Track code coverage in pipeline runs
This topic explains how to see combined data from your Jenkins JaCoCo or LCOV code coverage reports in ALM Octane.
To enable frequent releases with minimal disruption and maximum quality, it is best to regularly run automated tests that cover as much of your code as possible. Code coverage on pipeline runs measures the percentage of lines in your code that was called during a particular run of the pipeline.
ALM Octane combines the information from all of the code coverage reports in your pipeline run and shows you a unified picture. Pipelines display widgets that show code coverage per package and per file, as well as code coverage trends over time. Using this information, you can track how much of your code is covered by automated tests.
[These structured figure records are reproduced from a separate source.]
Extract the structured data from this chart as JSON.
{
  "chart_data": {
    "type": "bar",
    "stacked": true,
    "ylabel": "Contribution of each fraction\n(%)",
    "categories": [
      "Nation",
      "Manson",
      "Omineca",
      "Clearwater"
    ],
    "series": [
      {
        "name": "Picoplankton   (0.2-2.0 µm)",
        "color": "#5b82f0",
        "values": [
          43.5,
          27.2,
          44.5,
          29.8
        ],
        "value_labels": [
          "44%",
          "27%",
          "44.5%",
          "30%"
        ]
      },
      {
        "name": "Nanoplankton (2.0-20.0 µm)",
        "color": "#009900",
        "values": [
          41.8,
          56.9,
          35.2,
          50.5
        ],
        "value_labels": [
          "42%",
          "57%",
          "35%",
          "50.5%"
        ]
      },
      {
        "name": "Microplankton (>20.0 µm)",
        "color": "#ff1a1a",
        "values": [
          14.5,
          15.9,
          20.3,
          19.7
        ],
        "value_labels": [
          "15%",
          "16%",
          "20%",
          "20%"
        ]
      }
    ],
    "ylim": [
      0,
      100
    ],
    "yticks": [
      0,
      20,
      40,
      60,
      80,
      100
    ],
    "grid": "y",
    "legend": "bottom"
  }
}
Tracking code coverage in ALM Octane is made up of the following:
Configure code coverage reports on Jenkins
Standard industry tools
|Send code coverage reports to ALM Octane||
Jenkins Application Automation Tools plugin
|View code coverage information||
Connecting ALM Octane to code coverage data from Jenkins requires the following:
Use standard industry tools such as Maven and JaCoCo to generate code coverage JaCoCo or LCOV reports on your Jenkins server.
Set up ALM Octane integration with your Jenkins server using the Application Automation Tools plugin. For details, see Set up CI servers.
This feature requires version 5.3.1 or later of the plugin . This version is currently available as a beta version. If you are using an earlier version of the plugin, you can upgrade your plugin to this version.
In Jenkins, for pipeline steps whose code coverage you want to track on ALM Octane, create a post-build step that sends the code coverage reports to ALM Octane.
Select the HPE ALM Octane code coverage publisher post-build step, and provide the paths to your code coverage reports.
Run the pipeline.
ALM Octane receives all of the code coverage reports that belong to one pipeline run and aggregates them. You can then see an overall picture of the code coverage in your pipeline runs and determine whether the coverage is improving over time.
In the Pipelines > Pipelines page, add the code coverage widgets to the pipeline dashboard. The widgets show code coverage per package and per file, as well as code coverage trends over time.
The Code coverage by pipeline run widget shows the overall percentage of code lines covered by automated tests in each pipeline run. Invest in developing automated tests for as much of your code as possible, aiming to develop and then maintain a high code coverage as your code base grows.
The Code coverage by package widget shows the code coverage per package in your code base, as well as the percentage of code lines covered by automated tests in each file. For more details, see The 'Code coverage by package' widget.
Tip: Use the widget configuration's Scope settings to define which package to view as the root of the chart. For example, a team leader might want to focus on the package that is relevant to their team rather than viewing the full product hierarchy.
Click the pipeline's ID to open it.
In the Runs tab, you can see a code coverage bar on each pipeline run. Red represents the code lines that were not reached by any test runs. Green represents the code lines that were called at least once during the tests that ran as part of this pipeline run. Hover over the bar to see the exact numbers of files.
Use the Code coverage by package widget to quickly identify the largest areas in your code and the ones with the lowest code coverage. If important code packages are large and have low coverage, invest in creating more or better automated tests for those areas.
This widget is interactive and shows more information about the areas you hover over or click.
Each area in this sunburst chart represents a code package.
The size of each area indicates the amount of code lines in the package.
The color of the area represents the code coverage of this package. Red represents packages where no code lines were reached by any test runs. Green represents 100% code coverage. The colors and shades in between represent the range of code coverage percentage.
The circles represent the code package hierarchy, with the high-level packages closer to the center of the chart.
Hover over an area to see the package name and the code coverage percentage.
The outer rim of the chart represents code packages at the bottom of the hierarchy, which contain files. Click on areas in the outer rim to open a heatmap that shows coverage details per file.
Each area in the heatmap represents a file in the selected package.
- The size of an area indicates the amount of code lines in the file.
- The color of the area represents the level of code coverage.
- Hover over an area to see the exact number of lines and code coverage percentage.